Raver im Bierzelt
Der manische Blick ist Vergangenheit. Seine Augen blinzeln freundlich wie die eines verantwortungsvollen Familienvaters. Der inzwischen silberhaarige Bez, Markenzeichen, Maskottchen und mit Maracas-Rasseln bewaffneter Eintänzer der Happy Mondays, moderiert seine eigene Band an. Später lacht er schelmisch, als könne er es nicht glauben, dass eine derartige Veranstaltung im Jahr 2013 möglich ist.
Die wildgewordenen Erziehungsberechtigten haben eine Party ihrer halbwüchsigen Kids übernommen. Ein bleibender Eindruck, der nicht zuletzt der Bierzeltatmosphäre des mit 2.000 Gästen nur zur Hälfte gefüllten Brighton Centres geschuldet ist.

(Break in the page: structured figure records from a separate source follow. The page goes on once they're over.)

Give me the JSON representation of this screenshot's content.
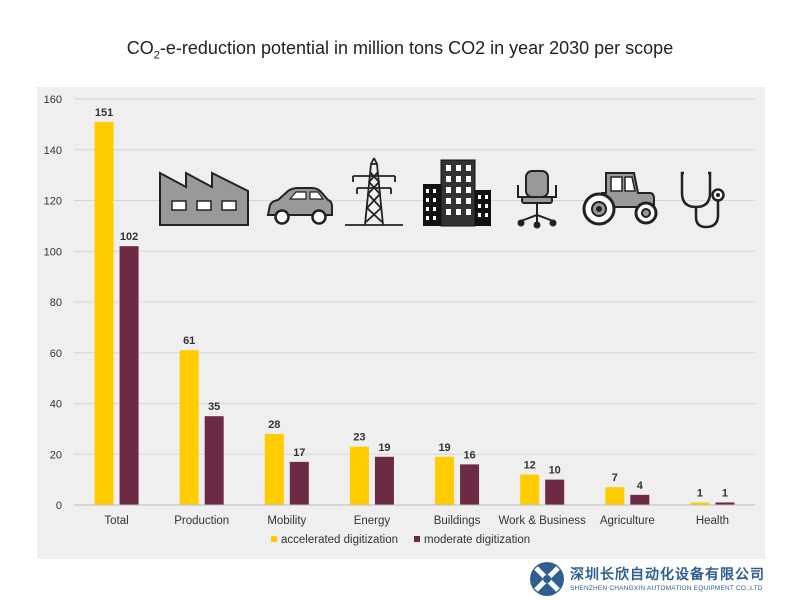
{
  "title": {
    "prefix": "CO",
    "sub": "2",
    "rest": "-e-reduction potential in million tons CO2 in year 2030 per scope"
  },
  "chart_data": {
    "type": "bar",
    "title": "CO2-e-reduction potential in million tons CO2 in year 2030 per scope",
    "xlabel": "",
    "ylabel": "",
    "categories": [
      "Total",
      "Production",
      "Mobility",
      "Energy",
      "Buildings",
      "Work & Business",
      "Agriculture",
      "Health"
    ],
    "series": [
      {
        "name": "accelerated digitization",
        "color": "#ffcc00",
        "values": [
          151,
          61,
          28,
          23,
          19,
          12,
          7,
          1
        ]
      },
      {
        "name": "moderate digitization",
        "color": "#6d2a45",
        "values": [
          102,
          35,
          17,
          19,
          16,
          10,
          4,
          1
        ]
      }
    ],
    "ylim": [
      0,
      160
    ],
    "yticks": [
      0,
      20,
      40,
      60,
      80,
      100,
      120,
      140,
      160
    ],
    "grid": true,
    "legend": "bottom"
  },
  "icons": [
    "factory-icon",
    "car-icon",
    "power-tower-icon",
    "buildings-icon",
    "office-chair-icon",
    "tractor-icon",
    "stethoscope-icon"
  ],
  "watermark": {
    "name": "深圳长欣自动化设备有限公司",
    "sub": "SHENZHEN CHANGXIN AUTOMATION EQUIPMENT CO.,LTD"
  }
}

24 Jahre nach dem „Second Summer Of Love“ hat sich das sprichwörtliche „Madchester“ in ein sehr weltliches „Dadchester“ verwandelt. Der wie ehedem sonnenbebrillte und belederjackte Sänger Shaun Ryder, ausgerüstet mit Wasserfläschchen (ein halber Liter muss reichen!) kann es nicht fassen, dass der Zahn der Zeit derart aktiv ist.“War das jetzt 1989 oder 2007?“, stellt er fragend in den Raum, bevor er sein obligatorisches, langgezogenes „Haaalayloojur“ raunt. Auch er hält sich vornehm zurück beim nunmehr dritten Comeback der Rädelsführer der „Rave-o-lution“ und beim Anhang ihrer letztjährigen „Greatest Hits“-Tour.
Vielmehr stiehlt ihm Sängerin Rowetta die Show -selbsternannte Miss Manchester und genaugenommen kein Originalmitglied, sondern erst 1990 rekrutiert -zehn Jahre nach der Bandgründung im berüchtigten Stadtteil Salford. Unmissverständlich schiebt sie sich im Domina-ähnlichen Outfit in den Vordergrund, selbst wenn sie zwischendurch nur das Tamburin zu halten hat, so als ginge es hier allein um ihre Rente. Manche der Rave-Gassenhauer, von „Kinky Afro“ über „Stinkin Thinkin“ bis hin zu „Sunshine & Love“, klingen, als könnte die Geschwindigkeit noch ein wenig besser justiert werden. Dennoch imponieren die alten Partyhelden durch ein sehr kompaktes Auftreten. Der Groove stimmt, und Mark Days Gitarrenarbeit, insbesondere bei „Wrote For Luck“, verdient einen zusätzlich hochgehaltenen Daumen. Schließlich muss es nicht immer ein Stone-Roses-Reunion-Gig sein!
Dass der wegen eines Beinbruchs fehlende Gary Whelan durch einen Session-Drummer ersetzt wird, fällt nicht weiter ins Gewicht. Und Bez? Der lacht womöglich auch, weil er an diesem Abend mit Kurzarbeit davonkommt: Zweieinhalb Stücke tanzend auf der Bühne, eine Anund eine Abmoderation, einmal Rowetta an den Hintern packen – das war’s für ihn.
Nach anderthalb Stunden werden alle ehemaligen „24 Hour Party People“ in die Nacht entlassen, um die Babysitter auszulösen.
Eine Frage hätten wir dann noch: Bleiben uns die Mondays dieses Mal für länger erhalten? Können sie es vermeiden, ohne aktuellen musikgeschichtlichen Überbau auf Bierzelt-Niveau abzurutschen? Ein neues Album soll jedenfalls in Arbeit sein. Die Liste der blumigen Arbeitstitel reicht von „Lollipop Man“ über „Mambo Jumbo“ bis zu „Designer Vagina“. Vorher aber will uns Shaun Ryder, der im Herbst auf „History Channel“ eine Serie über UFOs moderieren wird, nachdem er bereits im Dschungelcamp auftrat und seine Memoiren schrieb, mit einem Solowerk beglücken -Ryders einzige Chance, Rowettas Dominanz noch einmal zu entfliehen.
„Fast geschafft!“, zieht Ryder beim vorletzten Stück „Step On“ die kaum noch sichtbaren Augenbrauen hoch. Und flucht an diesem Abend zum tatsächlich allerersten Mal. Ein vorbildlicher Dad – auch er!